Each sheet is scanned optically, registering information directly to your brain. A flick of the finger takes you to the next sheet. The BOOK may be taken up at any time and used by merely opening it. The BOOK never crashes and never needs rebooting, though like other display devices it can become unusable if dropped overboard. The "browse" features allows you to move instantly to any sheet, and move forward or backward as you wish. Many come with an "index" feature, which pinpoints the exact location of any selected information for instant retrieval.
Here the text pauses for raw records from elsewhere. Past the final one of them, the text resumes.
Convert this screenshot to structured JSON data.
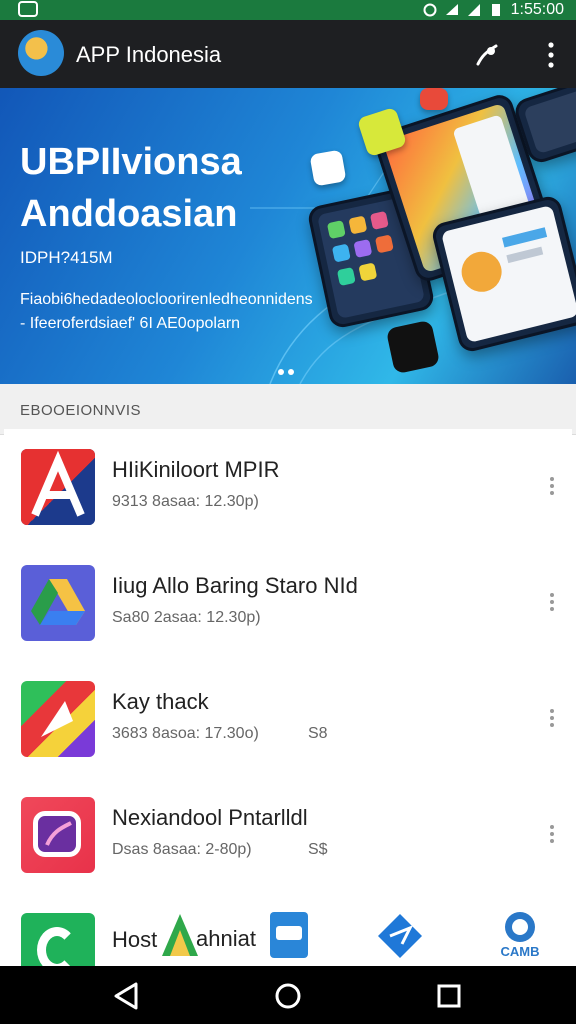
{
  "status_bar": {
    "time": "1:55:00",
    "icons": [
      "app-notification-icon",
      "alarm-icon",
      "wifi-icon",
      "signal-icon",
      "battery-icon"
    ]
  },
  "app_bar": {
    "title": "APP Indonesia",
    "icons": [
      "app-logo-icon",
      "share-icon",
      "more-vert-icon"
    ]
  },
  "banner": {
    "title_line1": "UBPIIvionsa",
    "title_line2": "Anddoasian",
    "subtitle": "IDPH?415M",
    "desc_line1": "Fiaobi6hedadeolocloorirenledheonnidens",
    "desc_line2": "- Ifeeroferdsiaef' 6I AE0opolarn"
  },
  "section": {
    "label": "EBOOEIONNVIS"
  },
  "apps": [
    {
      "name": "HIiKiniloort MPIR",
      "meta": "9313 8asaa: 12.30p)",
      "price": ""
    },
    {
      "name": "Iiug Allo Baring Staro NId",
      "meta": "Sa80 2asaa: 12.30p)",
      "price": ""
    },
    {
      "name": "Kay thack",
      "meta": "3683 8asoa: 17.30o)",
      "price": "S8"
    },
    {
      "name": "Nexiandool Pntarlldl",
      "meta": "Dsas 8asaa: 2-80p)",
      "price": "S$"
    },
    {
      "name": "Host",
      "meta": "",
      "price": ""
    }
  ],
  "bottom_overlay": {
    "partial_text": "ahniat",
    "cams_label": "CAMB"
  },
  "colors": {
    "status_bar": "#1b7a3e",
    "app_bar": "#1e1f22",
    "banner": "#1f86d6",
    "navbar": "#000000"
  }
}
An optional "BOOKmark" accessory allows you to open the BOOK to the exact place you left it in a previous session -- even if the BOOK has been closed. BOOKmarks fit universal design standards; thus, a single BOOKmark can be used in BOOKs by various manufacturers. Conversely, numerous bookmarks can be used in a single BOOK if the user wants to store numerous views at once. The number is limited only by the number of pages in the BOOK.

You can also make personal notes next to BOOK text entries with an optional programming tool, the Portable Erasable Nib Cryptic Intercommunication Language Stylus (Pencils).

Portable, durable, and affordable, the BOOK is being hailed as the entertainment wave of the future. The BOOK's appeal seems so certain that thousands of content creators have committed to the platform.

Look for a flood of new titles soon.
Sitting with a book beside me and a keyboard and screen before me, I am in the past, present, and future. With books I am completely comfortable. With bytes, not so much, though I make a dedicated effort to help my brain assimilate this new knowledge. I'm caught in the present, comfortable in my own environment, yet working hard to meet the advances of the future as they become part of my present. How about you?

1 comment:

  1. I need to check into Mozy to back things up. And the Book sounds interesting, but I think I would miss the actual feel of page turning, the smell, etc.